From MIT's Technology Review:
A decade and a half into the Web revolution, we do much of our banking and shopping online. So why can’t we vote over the Internet? The answer is that voting presents specific kinds of very hard problems.
Even though some countries do it and there have been trial runs in some precincts in the United States, computer security experts at a Princeton symposium last week made clear that online voting cannot be verifiably secure, and invites disaster in a close, contentious race.

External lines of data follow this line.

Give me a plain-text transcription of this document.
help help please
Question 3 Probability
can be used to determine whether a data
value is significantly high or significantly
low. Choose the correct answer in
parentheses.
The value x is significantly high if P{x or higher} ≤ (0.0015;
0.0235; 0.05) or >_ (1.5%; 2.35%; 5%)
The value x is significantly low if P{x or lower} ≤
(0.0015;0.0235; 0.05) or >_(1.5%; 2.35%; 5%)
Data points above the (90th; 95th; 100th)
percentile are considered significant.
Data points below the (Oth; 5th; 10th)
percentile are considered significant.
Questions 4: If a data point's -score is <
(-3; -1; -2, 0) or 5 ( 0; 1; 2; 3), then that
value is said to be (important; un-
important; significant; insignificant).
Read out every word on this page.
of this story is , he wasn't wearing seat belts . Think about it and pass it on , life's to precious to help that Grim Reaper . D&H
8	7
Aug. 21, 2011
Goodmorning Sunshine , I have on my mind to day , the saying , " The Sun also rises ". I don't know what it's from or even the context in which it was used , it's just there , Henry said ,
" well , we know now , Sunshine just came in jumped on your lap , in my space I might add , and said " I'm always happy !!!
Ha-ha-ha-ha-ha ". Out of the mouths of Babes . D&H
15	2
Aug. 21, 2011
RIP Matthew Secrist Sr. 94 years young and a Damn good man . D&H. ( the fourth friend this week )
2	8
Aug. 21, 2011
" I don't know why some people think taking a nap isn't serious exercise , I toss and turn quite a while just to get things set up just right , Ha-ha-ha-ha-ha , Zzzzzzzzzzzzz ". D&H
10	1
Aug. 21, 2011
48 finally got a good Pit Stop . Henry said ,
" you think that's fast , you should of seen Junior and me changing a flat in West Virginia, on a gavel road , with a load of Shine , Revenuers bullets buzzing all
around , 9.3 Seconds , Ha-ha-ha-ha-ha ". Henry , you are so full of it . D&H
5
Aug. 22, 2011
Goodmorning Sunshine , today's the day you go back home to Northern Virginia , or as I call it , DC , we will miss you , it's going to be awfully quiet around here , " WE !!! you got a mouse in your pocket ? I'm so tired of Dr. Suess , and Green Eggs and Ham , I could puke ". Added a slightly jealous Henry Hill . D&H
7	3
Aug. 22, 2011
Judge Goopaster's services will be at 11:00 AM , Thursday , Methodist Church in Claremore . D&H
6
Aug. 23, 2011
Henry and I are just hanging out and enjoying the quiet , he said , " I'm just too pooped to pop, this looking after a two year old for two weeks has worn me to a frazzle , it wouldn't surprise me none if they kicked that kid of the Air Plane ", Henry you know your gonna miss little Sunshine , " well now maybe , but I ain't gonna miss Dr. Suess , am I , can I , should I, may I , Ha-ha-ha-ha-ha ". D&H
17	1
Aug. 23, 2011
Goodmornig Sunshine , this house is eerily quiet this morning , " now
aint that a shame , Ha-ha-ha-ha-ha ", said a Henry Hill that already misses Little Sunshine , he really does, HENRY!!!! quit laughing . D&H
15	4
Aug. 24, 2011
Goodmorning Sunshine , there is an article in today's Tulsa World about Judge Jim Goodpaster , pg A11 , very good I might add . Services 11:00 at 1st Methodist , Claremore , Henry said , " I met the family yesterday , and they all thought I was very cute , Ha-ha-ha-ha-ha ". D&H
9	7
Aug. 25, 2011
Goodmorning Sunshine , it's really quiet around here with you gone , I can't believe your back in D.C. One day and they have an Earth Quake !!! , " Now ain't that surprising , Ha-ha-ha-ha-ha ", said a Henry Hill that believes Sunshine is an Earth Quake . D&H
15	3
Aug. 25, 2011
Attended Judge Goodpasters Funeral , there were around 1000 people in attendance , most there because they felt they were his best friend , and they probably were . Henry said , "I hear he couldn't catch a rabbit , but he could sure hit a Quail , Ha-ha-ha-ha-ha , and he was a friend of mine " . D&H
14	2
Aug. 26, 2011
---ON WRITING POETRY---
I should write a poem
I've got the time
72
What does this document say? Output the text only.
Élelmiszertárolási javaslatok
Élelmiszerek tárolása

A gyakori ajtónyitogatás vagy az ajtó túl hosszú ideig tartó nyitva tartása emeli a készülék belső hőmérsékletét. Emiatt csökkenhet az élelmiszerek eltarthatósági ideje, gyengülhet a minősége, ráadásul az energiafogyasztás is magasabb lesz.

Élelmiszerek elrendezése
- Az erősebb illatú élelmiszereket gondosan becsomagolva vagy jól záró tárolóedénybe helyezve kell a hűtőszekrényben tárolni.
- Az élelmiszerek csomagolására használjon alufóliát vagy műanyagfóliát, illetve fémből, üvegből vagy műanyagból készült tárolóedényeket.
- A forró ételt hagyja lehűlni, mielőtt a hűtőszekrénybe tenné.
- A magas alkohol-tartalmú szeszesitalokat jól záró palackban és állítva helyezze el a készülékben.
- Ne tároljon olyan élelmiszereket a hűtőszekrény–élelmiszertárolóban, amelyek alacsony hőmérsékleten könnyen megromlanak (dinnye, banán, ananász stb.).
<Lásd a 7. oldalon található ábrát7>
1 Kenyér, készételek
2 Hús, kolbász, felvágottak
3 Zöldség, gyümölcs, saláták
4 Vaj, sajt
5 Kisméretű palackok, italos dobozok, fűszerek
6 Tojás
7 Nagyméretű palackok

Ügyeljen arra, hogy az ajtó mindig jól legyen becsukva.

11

“Vendors may come and they may say they’ve solved the Internet voting problem for you, but I think that, by and large, they are misleading you, and misleading themselves as well,” Ron Rivest, the MIT computer scientist and cryptography pioneer, said at the symposium. “If they’ve really solved the Internet security and cybersecurity problem, what are they doing implementing voting systems? They should be working with the Department of Defense or financial industry. These are not solved problems there.”
The unsolved problems include the ability of malicious actors to intercept Internet communications, log in as someone else, and hack into servers to rewrite or corrupt code. While these are also big problems in e-commerce, if a hacker steals money, the theft can soon be discovered. A bank or store can decide whether any losses are an acceptable cost of doing business.
Voting is a different and harder problem. Lost votes aren’t acceptable. And a voting system is supposed to protect the anonymity of a person’s vote—quite unlike a banking or e-commerce transaction—while at the same time validating that it was cast accurately, in a manner that maintains records that a losing candidate will accept as valid and verified.